This largely unknown collonade of busts on the campus of the Bronx Community College was recently thrust back into the spotlight when New York Governor Andrew Cuomo ordered the first removals in the history of the monument. While the monument may not have lived up to its original ambition to be an active collection of Americans of great renown, Governor Cuomo's decision demonstrates that this remains an active part of cultural and historical debates.

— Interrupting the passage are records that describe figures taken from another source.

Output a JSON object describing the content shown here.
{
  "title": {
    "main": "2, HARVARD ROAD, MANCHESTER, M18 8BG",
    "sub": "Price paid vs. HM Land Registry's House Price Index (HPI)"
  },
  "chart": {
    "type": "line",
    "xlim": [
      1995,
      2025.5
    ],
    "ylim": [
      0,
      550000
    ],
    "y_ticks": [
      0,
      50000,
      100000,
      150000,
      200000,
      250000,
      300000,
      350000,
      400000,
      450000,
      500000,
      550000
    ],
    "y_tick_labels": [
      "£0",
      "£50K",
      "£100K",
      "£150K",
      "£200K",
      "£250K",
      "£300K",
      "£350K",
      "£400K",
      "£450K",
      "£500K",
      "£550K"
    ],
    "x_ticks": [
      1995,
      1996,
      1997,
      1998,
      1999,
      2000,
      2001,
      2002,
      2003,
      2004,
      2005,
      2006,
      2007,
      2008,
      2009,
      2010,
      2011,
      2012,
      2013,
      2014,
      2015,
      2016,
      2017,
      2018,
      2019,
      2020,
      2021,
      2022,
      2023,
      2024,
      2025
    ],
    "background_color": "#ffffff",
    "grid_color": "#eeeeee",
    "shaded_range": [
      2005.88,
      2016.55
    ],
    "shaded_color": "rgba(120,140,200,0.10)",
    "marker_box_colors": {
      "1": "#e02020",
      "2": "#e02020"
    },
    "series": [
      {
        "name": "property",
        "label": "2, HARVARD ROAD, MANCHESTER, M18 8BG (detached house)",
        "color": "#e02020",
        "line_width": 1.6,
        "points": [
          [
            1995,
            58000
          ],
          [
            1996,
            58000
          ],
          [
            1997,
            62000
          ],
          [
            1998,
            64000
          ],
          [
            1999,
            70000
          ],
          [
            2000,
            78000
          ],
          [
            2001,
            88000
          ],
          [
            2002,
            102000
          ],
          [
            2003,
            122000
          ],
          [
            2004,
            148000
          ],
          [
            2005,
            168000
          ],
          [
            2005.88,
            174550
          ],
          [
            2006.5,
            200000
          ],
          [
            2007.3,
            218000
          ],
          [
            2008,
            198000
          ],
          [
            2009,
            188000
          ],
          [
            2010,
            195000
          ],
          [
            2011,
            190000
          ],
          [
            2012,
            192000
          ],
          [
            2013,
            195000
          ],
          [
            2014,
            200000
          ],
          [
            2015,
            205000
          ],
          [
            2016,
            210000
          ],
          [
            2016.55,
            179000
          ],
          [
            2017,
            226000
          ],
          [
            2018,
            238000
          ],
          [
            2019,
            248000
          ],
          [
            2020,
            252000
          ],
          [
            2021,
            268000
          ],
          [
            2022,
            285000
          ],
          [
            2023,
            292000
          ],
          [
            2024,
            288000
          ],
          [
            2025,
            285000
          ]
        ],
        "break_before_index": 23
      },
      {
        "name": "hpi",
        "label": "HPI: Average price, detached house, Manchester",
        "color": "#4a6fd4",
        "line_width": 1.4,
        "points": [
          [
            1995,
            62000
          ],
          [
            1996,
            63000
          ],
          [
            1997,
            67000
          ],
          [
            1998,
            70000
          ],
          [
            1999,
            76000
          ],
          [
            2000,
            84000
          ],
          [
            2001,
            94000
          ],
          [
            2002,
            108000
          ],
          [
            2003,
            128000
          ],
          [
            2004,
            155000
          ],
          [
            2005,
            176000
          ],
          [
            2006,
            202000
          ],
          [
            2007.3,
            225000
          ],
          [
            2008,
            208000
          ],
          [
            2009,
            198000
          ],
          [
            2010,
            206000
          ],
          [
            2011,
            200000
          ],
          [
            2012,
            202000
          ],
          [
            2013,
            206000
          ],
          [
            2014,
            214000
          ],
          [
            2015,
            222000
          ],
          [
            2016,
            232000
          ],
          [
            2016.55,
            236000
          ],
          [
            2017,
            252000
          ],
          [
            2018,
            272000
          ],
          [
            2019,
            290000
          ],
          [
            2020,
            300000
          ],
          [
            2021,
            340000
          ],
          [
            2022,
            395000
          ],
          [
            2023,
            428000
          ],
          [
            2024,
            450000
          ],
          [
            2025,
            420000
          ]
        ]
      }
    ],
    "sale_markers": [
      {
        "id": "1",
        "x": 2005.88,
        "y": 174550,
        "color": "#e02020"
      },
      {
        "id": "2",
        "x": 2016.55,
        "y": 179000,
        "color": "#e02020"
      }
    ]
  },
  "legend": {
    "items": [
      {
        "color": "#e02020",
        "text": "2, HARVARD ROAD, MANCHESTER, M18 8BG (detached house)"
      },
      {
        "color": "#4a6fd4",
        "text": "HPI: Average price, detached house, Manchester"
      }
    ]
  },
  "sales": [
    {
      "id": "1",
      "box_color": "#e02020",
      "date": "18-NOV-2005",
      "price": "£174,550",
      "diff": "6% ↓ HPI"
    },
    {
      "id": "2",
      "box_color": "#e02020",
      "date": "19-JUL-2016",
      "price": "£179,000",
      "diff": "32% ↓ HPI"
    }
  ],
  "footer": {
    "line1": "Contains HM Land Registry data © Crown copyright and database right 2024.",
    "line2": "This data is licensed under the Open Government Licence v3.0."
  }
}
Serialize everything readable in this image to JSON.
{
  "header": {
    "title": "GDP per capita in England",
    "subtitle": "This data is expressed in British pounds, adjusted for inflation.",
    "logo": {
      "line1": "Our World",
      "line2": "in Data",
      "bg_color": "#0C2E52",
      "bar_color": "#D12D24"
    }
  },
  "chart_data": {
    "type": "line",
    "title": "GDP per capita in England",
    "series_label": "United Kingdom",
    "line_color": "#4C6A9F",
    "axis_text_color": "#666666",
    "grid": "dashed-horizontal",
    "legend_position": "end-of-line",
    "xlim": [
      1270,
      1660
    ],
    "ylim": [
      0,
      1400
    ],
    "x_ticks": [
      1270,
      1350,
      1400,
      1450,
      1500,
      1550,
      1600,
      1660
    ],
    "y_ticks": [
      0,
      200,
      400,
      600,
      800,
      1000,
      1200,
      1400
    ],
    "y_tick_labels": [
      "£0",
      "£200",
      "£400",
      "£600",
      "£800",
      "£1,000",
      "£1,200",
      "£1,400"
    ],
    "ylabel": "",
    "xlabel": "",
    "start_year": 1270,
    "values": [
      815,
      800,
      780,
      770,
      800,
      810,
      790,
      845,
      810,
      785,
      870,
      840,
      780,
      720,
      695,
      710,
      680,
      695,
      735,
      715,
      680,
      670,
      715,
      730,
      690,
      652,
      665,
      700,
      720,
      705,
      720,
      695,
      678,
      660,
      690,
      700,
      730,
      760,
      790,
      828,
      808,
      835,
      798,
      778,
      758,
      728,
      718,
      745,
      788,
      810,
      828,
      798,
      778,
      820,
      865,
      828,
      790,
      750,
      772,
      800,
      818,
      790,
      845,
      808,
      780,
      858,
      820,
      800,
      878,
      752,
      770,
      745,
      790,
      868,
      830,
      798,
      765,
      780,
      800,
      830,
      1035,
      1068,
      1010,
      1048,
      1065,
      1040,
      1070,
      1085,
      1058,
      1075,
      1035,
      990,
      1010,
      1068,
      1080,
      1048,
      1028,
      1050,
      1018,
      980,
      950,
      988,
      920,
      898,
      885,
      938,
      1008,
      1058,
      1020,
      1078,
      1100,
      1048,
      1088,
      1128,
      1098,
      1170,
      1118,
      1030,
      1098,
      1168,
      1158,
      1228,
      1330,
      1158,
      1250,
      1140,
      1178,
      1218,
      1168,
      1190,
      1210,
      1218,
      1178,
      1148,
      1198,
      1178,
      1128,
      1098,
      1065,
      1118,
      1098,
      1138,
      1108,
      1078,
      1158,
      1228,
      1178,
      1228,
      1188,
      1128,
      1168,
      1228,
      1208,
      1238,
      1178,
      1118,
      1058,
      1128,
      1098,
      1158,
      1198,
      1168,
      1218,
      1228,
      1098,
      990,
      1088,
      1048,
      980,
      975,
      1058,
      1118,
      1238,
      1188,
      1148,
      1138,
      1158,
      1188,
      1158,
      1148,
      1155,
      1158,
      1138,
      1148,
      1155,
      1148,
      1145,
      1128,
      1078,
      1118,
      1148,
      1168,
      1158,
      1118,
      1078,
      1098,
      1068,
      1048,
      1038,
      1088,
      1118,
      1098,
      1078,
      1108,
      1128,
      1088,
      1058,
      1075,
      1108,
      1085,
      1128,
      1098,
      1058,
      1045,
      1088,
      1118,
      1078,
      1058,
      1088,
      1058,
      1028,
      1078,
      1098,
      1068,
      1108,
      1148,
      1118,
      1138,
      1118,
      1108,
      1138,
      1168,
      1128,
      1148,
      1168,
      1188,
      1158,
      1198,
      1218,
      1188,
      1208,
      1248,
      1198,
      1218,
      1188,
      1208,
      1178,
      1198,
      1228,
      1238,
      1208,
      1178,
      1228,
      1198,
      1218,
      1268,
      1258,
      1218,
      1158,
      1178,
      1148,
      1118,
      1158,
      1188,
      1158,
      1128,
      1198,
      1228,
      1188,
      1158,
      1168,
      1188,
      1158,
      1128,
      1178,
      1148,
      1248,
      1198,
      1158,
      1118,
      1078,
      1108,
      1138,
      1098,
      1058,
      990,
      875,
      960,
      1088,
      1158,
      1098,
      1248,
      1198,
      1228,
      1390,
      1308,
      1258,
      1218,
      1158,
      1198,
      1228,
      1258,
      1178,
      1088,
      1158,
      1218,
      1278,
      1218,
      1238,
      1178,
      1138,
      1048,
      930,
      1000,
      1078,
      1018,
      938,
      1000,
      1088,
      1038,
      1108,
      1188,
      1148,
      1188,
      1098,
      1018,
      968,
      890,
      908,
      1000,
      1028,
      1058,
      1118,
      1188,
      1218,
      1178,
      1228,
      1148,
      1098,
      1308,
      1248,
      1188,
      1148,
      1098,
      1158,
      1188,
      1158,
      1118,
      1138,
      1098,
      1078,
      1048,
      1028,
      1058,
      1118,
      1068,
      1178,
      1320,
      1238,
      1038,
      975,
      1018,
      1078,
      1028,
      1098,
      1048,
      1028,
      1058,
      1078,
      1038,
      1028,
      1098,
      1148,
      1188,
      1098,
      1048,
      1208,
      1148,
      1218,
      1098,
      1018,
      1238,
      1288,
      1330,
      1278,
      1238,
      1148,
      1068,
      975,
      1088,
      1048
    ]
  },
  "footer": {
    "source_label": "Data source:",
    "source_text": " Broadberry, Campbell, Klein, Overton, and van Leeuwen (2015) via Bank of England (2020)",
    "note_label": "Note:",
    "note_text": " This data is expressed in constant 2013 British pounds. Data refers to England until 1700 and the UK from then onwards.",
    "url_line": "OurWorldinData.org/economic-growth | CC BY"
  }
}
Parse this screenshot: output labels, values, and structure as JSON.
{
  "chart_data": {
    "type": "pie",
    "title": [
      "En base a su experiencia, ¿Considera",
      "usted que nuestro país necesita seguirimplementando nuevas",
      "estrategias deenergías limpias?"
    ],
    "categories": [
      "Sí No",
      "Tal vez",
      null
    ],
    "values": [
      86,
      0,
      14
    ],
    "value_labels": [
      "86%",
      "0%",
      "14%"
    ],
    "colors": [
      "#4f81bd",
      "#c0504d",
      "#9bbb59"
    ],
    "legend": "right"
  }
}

The most successful men, in the end, are those whose success is the result of steady accretion.
What You Will See
The idea of a Hall of Fame is well-known now. But it was a novelty when Dr. Henry MacCracken proposed a method for identifying and celebrating individuals who have gained particular renown in American life. The result was this outdoor collonade housing busts of those men and women who had been elected as members of what was to be an elite group. While initially popular, a lack of interest paired with a lack of funding and a change in how Americans celebrate history has left the Hall of Fame an interesting relic of the past. New elections for membership have not been held in almost 50 years.
Why You Should Go
Of all the museums, monuments, and historical sights in New York City, this might be the hardest one to sell to potential visitors. Decades of neglect show in the busts and the architecture. It is not particularly easy to get to. And, as often noted, contains a number of once-prominent figures who have been largely forgotten by current visitors. That might be the most interesting draw: as the New York Times recently put it, "If the Hall once reflected who's who, it has become a snapshot of who was who." It is a look at the history of history itself.